TMEM91::TAL1 Fusion gene in a middle-aged female with rapid MDS to secondary AML progression: a case report

TMEM91::TAL1 fusion has been identified in glioblastoma but has never been documented in hematologic malignancies. We document the first presentation of the TMEM91::TAL1 fusion in a myelodysplastic syndrome (MDS) with rapid transition into secondary acute myeloid leukemia (sAML). A middle-aged female presented to the hematology clinic complaining primarily of fatigue and a workup revealing pancytopenia. Bone marrow (BM) biopsy demonstrated 8% blasts with myelodysplastic changes and secondary myelofibrosis. RNA sequencing detected the TMEM91::TAL1 fusion at 1.79% in the presence of normal cytogenetics and a minimal inhibitory DNMT3A mutation (1.3%). Despite multiple cycles of azacitidine, within one month, the patient had transitioned into sAML with blasts increased to 55% with heterogeneity in the sample, and TMEM91::TAL1 expression increased to 2.83%. The patient underwent haploidentical stem cell transplantation with complete remission and no evidence of TMEM91::TAL1 fusion.
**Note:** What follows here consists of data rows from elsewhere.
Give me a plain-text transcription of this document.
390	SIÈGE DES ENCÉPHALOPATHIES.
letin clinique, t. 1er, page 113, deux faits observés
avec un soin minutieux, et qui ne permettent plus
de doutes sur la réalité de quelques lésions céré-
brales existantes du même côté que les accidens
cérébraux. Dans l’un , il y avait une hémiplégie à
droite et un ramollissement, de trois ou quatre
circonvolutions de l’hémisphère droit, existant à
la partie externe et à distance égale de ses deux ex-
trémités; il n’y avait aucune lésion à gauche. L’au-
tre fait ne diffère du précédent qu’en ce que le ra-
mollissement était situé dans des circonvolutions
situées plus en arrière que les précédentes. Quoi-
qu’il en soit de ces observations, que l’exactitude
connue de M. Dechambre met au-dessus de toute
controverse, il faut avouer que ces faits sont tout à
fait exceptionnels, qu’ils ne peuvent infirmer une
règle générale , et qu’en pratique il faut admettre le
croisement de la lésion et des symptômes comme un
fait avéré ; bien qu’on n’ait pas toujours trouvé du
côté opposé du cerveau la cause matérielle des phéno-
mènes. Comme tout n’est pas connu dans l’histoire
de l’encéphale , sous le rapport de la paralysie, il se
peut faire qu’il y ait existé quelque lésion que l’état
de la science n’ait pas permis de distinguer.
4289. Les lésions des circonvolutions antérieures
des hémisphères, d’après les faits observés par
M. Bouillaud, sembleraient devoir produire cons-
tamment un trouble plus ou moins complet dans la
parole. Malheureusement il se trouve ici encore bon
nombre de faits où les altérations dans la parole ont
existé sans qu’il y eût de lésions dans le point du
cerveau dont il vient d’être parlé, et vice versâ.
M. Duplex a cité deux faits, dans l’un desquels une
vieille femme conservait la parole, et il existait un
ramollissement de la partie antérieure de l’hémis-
The TMEM91::TAL1 fusion (resulting from a breakpoint at exon 3 of TMEM91 and exon 5 of TAL1) was detected by RNA-seq while not detected by whole genome sequencing. The expression of TMEM91::TAL1 fusion increased with the progression from MDS to sAML and was eliminated after HSCT. This case illustrates the value of comprehensive molecular profiling, including RNA-seq, in cases of rapidly progressive MDS that cannot be diagnosed through standard molecular diagnostics. The temporal relationship between expression of the fusions and disease progression warrants additional studies of TMEM91::TAL1 in myeloid malignancies.